I am interested in the shim fix you mentioned. I have this exact issue and would like to ask where you place the shim under the cps.
Thanks, Tom
Hi Tom, I haven't been around in a while and just saw this post after someone PM'ed me about something else. I will answer the best I can. Below is another post where I describe it. I don't have any pics, but It is essentially a VERY thin aluminum foil shim (washer shaped like an O with thickness ~0.001-.003"). I wish I had a pic of the shim I used, but once it worked there was no way I was taking it out! It is still going strong today and I have never had the issue again to this day (knocks on wood).

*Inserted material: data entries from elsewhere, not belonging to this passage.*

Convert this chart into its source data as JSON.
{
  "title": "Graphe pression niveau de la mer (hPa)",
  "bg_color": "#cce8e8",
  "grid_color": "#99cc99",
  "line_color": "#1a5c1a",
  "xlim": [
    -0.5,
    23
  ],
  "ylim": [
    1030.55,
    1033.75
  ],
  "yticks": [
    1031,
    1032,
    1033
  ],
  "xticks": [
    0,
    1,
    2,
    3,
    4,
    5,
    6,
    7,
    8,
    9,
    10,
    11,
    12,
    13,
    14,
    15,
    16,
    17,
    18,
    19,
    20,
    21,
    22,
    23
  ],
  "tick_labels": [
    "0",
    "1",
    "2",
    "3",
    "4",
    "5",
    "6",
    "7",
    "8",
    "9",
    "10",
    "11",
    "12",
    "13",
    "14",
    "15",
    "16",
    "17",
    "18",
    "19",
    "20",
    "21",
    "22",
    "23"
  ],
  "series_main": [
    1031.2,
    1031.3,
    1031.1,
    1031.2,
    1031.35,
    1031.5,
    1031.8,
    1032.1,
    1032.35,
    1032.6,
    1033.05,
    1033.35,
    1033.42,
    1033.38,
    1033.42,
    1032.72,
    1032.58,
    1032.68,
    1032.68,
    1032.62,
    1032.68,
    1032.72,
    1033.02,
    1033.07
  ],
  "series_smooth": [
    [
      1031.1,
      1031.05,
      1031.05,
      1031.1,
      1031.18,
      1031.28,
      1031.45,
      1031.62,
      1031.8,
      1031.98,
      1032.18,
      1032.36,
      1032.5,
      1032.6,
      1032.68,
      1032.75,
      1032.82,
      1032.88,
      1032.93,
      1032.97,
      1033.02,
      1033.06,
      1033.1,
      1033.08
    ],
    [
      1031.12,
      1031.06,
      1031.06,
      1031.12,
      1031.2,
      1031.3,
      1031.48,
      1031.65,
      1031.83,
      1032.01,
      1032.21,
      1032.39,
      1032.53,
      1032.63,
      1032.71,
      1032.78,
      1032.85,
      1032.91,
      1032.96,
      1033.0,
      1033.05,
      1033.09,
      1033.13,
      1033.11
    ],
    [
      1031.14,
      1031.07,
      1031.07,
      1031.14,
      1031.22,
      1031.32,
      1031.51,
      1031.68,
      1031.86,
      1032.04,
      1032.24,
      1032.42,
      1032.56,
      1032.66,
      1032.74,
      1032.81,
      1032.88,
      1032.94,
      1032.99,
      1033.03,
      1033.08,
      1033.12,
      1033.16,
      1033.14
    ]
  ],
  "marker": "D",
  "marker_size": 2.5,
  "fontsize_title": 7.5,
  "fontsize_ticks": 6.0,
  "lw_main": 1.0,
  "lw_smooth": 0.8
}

I'd recommend very thin household foil and try one-ply to start. You may have to find thinner foil. The shim washer goes around the sensor shaft and then keeps the sensor from sliding as far into the housing as you tighten it down, but just barely. It will make the most sense if you pull the sensor out and examine how pushing it into the housing gets it closer to the tone wheel. If the OPDA shaft wobbles under extreme conditions due to slight wear tolerances (and poor design IMO), the shim pulls the hall sensor every so slightly away from the tone wheel to accommodate. If the tone wheel gets too close whist spinning, it can cause the signal to be lost (and thus the code will be thrown). However, if you have too much shim, then it will run like crap when pulled too far into the housing and away from the tone wheel. This also causes the signal to be lost, and it will run even worse than the initial symptoms most likely. Shut off and go thinner with the shim. These are very small tolerances. It took me a few times of trial and error on a cold night where I could replicate at will after letting it cool for a bit.